Kevan Shokat, PhD and James Wells, PhD collaborated to identify small molecules that irreversibly bind to a common oncogenic mutant, K-Ras. These compounds were discovered using the ‘disulfide tethering’ technology developed by Wells, and currently supported by the SMD directed by Michelle Arkin, PhD, that employs strategically placed cysteine residues to ‘tether’ cysteine containing small molecules from a designed small molecule library. The mutant cysteine in K-Ras. provided the tether for small molecule binding that does not affect the wild-type protein. These results led to the formation of Wellspring Biosciences, a company focused on the discovery and development of small molecule drugs that target signal transduction networks for the treatment of cancer such as the K-Ras inhibitors. They also resulted in NCI funding. to further probe the ability to drug the switch-II pocket of K-Ras.

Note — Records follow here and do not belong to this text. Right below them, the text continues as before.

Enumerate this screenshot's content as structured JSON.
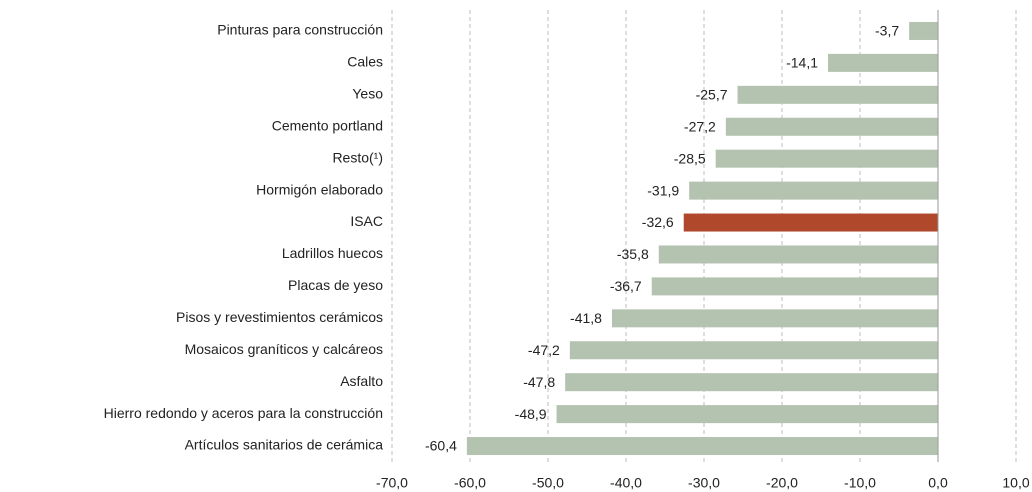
{
  "chart_data": {
    "type": "hbar",
    "categories": [
      "Pinturas para construcción",
      "Cales",
      "Yeso",
      "Cemento portland",
      "Resto(¹)",
      "Hormigón elaborado",
      "ISAC",
      "Ladrillos huecos",
      "Placas de yeso",
      "Pisos y revestimientos cerámicos",
      "Mosaicos graníticos y calcáreos",
      "Asfalto",
      "Hierro redondo y aceros para la construcción",
      "Artículos sanitarios de cerámica"
    ],
    "values": [
      -3.7,
      -14.1,
      -25.7,
      -27.2,
      -28.5,
      -31.9,
      -32.6,
      -35.8,
      -36.7,
      -41.8,
      -47.2,
      -47.8,
      -48.9,
      -60.4
    ],
    "value_labels": [
      "-3,7",
      "-14,1",
      "-25,7",
      "-27,2",
      "-28,5",
      "-31,9",
      "-32,6",
      "-35,8",
      "-36,7",
      "-41,8",
      "-47,2",
      "-47,8",
      "-48,9",
      "-60,4"
    ],
    "colors": [
      "#b4c2b0",
      "#b4c2b0",
      "#b4c2b0",
      "#b4c2b0",
      "#b4c2b0",
      "#b4c2b0",
      "#b0482c",
      "#b4c2b0",
      "#b4c2b0",
      "#b4c2b0",
      "#b4c2b0",
      "#b4c2b0",
      "#b4c2b0",
      "#b4c2b0"
    ],
    "xlim": [
      -70,
      10
    ],
    "xticks": [
      {
        "value": -70,
        "label": "-70,0"
      },
      {
        "value": -60,
        "label": "-60,0"
      },
      {
        "value": -50,
        "label": "-50,0"
      },
      {
        "value": -40,
        "label": "-40,0"
      },
      {
        "value": -30,
        "label": "-30,0"
      },
      {
        "value": -20,
        "label": "-20,0"
      },
      {
        "value": -10,
        "label": "-10,0"
      },
      {
        "value": 0,
        "label": "0,0"
      },
      {
        "value": 10,
        "label": "10,0"
      }
    ],
    "grid": true
  }
}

In the previous grant cycle, Pamela Munster, MD in collaboration with multiple members of the BR Program (Mark Moasser, MD; Hope Rugo, MD; Jo Chien, MD; and Michelle Melisko, MD) demonstrated in preclinical models that HDAC2 inhibition reverts aberrant estrogen receptor signaling and independent action, thereby mitigating hormone therapy resistance. During the current grant cycle, this work was subsequently translated by Munster into two clinical trials: one as an institutional trial, and the second completed in collaboration with Syndax. Based on this work, the HDAC inhibitor entinostat received breakthrough status to reverse hormone therapy resistance in 2013. The benefits of entinostat in reversing hormonal therapy resistance is now being studied in a multicenter NCTN (Alliance) phase III registration trial). Munster is continuing laboratory investigations to define host factors that predict acetylation changes in tumors and in immune cells.

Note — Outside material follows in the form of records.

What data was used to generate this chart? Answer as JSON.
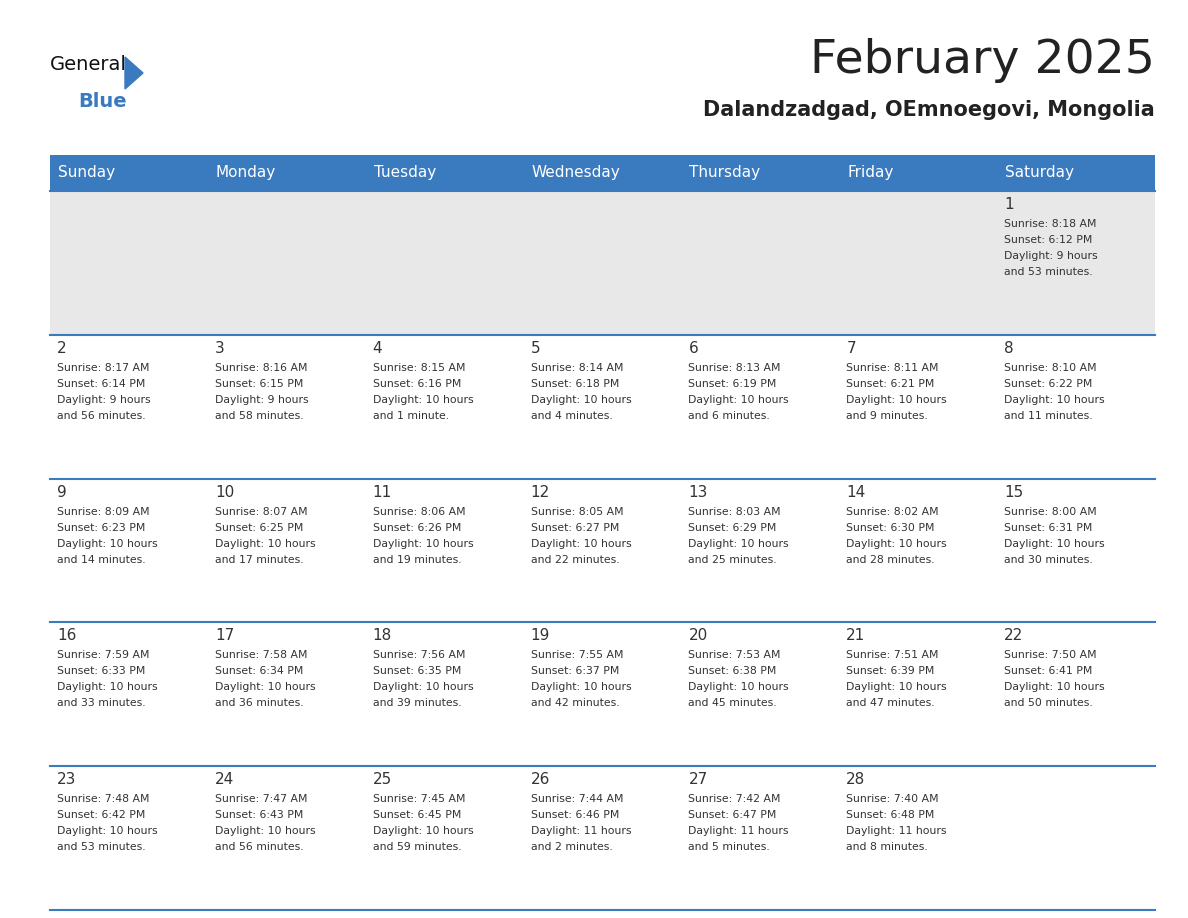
{
  "title": "February 2025",
  "subtitle": "Dalandzadgad, OEmnoegovi, Mongolia",
  "header_color": "#3a7abf",
  "header_text_color": "#ffffff",
  "border_color": "#3a7abf",
  "text_color": "#333333",
  "row1_bg": "#e8e8e8",
  "row_bg": "#ffffff",
  "days_of_week": [
    "Sunday",
    "Monday",
    "Tuesday",
    "Wednesday",
    "Thursday",
    "Friday",
    "Saturday"
  ],
  "calendar_data": [
    [
      null,
      null,
      null,
      null,
      null,
      null,
      {
        "day": "1",
        "sunrise": "8:18 AM",
        "sunset": "6:12 PM",
        "daylight": "9 hours\nand 53 minutes."
      }
    ],
    [
      {
        "day": "2",
        "sunrise": "8:17 AM",
        "sunset": "6:14 PM",
        "daylight": "9 hours\nand 56 minutes."
      },
      {
        "day": "3",
        "sunrise": "8:16 AM",
        "sunset": "6:15 PM",
        "daylight": "9 hours\nand 58 minutes."
      },
      {
        "day": "4",
        "sunrise": "8:15 AM",
        "sunset": "6:16 PM",
        "daylight": "10 hours\nand 1 minute."
      },
      {
        "day": "5",
        "sunrise": "8:14 AM",
        "sunset": "6:18 PM",
        "daylight": "10 hours\nand 4 minutes."
      },
      {
        "day": "6",
        "sunrise": "8:13 AM",
        "sunset": "6:19 PM",
        "daylight": "10 hours\nand 6 minutes."
      },
      {
        "day": "7",
        "sunrise": "8:11 AM",
        "sunset": "6:21 PM",
        "daylight": "10 hours\nand 9 minutes."
      },
      {
        "day": "8",
        "sunrise": "8:10 AM",
        "sunset": "6:22 PM",
        "daylight": "10 hours\nand 11 minutes."
      }
    ],
    [
      {
        "day": "9",
        "sunrise": "8:09 AM",
        "sunset": "6:23 PM",
        "daylight": "10 hours\nand 14 minutes."
      },
      {
        "day": "10",
        "sunrise": "8:07 AM",
        "sunset": "6:25 PM",
        "daylight": "10 hours\nand 17 minutes."
      },
      {
        "day": "11",
        "sunrise": "8:06 AM",
        "sunset": "6:26 PM",
        "daylight": "10 hours\nand 19 minutes."
      },
      {
        "day": "12",
        "sunrise": "8:05 AM",
        "sunset": "6:27 PM",
        "daylight": "10 hours\nand 22 minutes."
      },
      {
        "day": "13",
        "sunrise": "8:03 AM",
        "sunset": "6:29 PM",
        "daylight": "10 hours\nand 25 minutes."
      },
      {
        "day": "14",
        "sunrise": "8:02 AM",
        "sunset": "6:30 PM",
        "daylight": "10 hours\nand 28 minutes."
      },
      {
        "day": "15",
        "sunrise": "8:00 AM",
        "sunset": "6:31 PM",
        "daylight": "10 hours\nand 30 minutes."
      }
    ],
    [
      {
        "day": "16",
        "sunrise": "7:59 AM",
        "sunset": "6:33 PM",
        "daylight": "10 hours\nand 33 minutes."
      },
      {
        "day": "17",
        "sunrise": "7:58 AM",
        "sunset": "6:34 PM",
        "daylight": "10 hours\nand 36 minutes."
      },
      {
        "day": "18",
        "sunrise": "7:56 AM",
        "sunset": "6:35 PM",
        "daylight": "10 hours\nand 39 minutes."
      },
      {
        "day": "19",
        "sunrise": "7:55 AM",
        "sunset": "6:37 PM",
        "daylight": "10 hours\nand 42 minutes."
      },
      {
        "day": "20",
        "sunrise": "7:53 AM",
        "sunset": "6:38 PM",
        "daylight": "10 hours\nand 45 minutes."
      },
      {
        "day": "21",
        "sunrise": "7:51 AM",
        "sunset": "6:39 PM",
        "daylight": "10 hours\nand 47 minutes."
      },
      {
        "day": "22",
        "sunrise": "7:50 AM",
        "sunset": "6:41 PM",
        "daylight": "10 hours\nand 50 minutes."
      }
    ],
    [
      {
        "day": "23",
        "sunrise": "7:48 AM",
        "sunset": "6:42 PM",
        "daylight": "10 hours\nand 53 minutes."
      },
      {
        "day": "24",
        "sunrise": "7:47 AM",
        "sunset": "6:43 PM",
        "daylight": "10 hours\nand 56 minutes."
      },
      {
        "day": "25",
        "sunrise": "7:45 AM",
        "sunset": "6:45 PM",
        "daylight": "10 hours\nand 59 minutes."
      },
      {
        "day": "26",
        "sunrise": "7:44 AM",
        "sunset": "6:46 PM",
        "daylight": "11 hours\nand 2 minutes."
      },
      {
        "day": "27",
        "sunrise": "7:42 AM",
        "sunset": "6:47 PM",
        "daylight": "11 hours\nand 5 minutes."
      },
      {
        "day": "28",
        "sunrise": "7:40 AM",
        "sunset": "6:48 PM",
        "daylight": "11 hours\nand 8 minutes."
      },
      null
    ]
  ]
}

Theme 2: Targeting epigenetic modulation, cellular homeostasis, and the tumor environment

Jonathan Weissman, PhD played a central role in the development of CRISPRi/a technology systematically evaluating the rules by which dCas9 can effectively control the volume of expression of any transcript, when fused to transcriptional activation or repressor domains. He subsequently developed Perturb-seq, which pairs CRISPRi/a with advances in droplet-based single cell RNA-seq to enable the systematic exploration of gene function with ultra-rich phenotypic readouts.

Each of these technologies has been used to map out cancer vulnerabilities and led to the formation of KSQ Therapeutics, a platform technology company focused on screening the human genome to identify novel therapeutic targets associated with cancer. For example, a role of P97 in cancer therapy was identified that led to the inception of a first-in-human phase I trial studying p97 inhibitors in solid tumors (Munster) and hematologic malignancies (Jeffrey Wolf, MD). Subsequently, an NCI CTD renewal grant application that included Trever Bivona, MD, PhD; Weissman; Sourav Bandyopadhyay, PhD; Frank McCormick, PhD, FRS; and Alan Ashworth, PhD, FRS received a perfect priority score to build a technological and intellectual foundation that will allow for the systematic exploration of the functional roles of genetic lesions identified in large-scale cancer genome projects.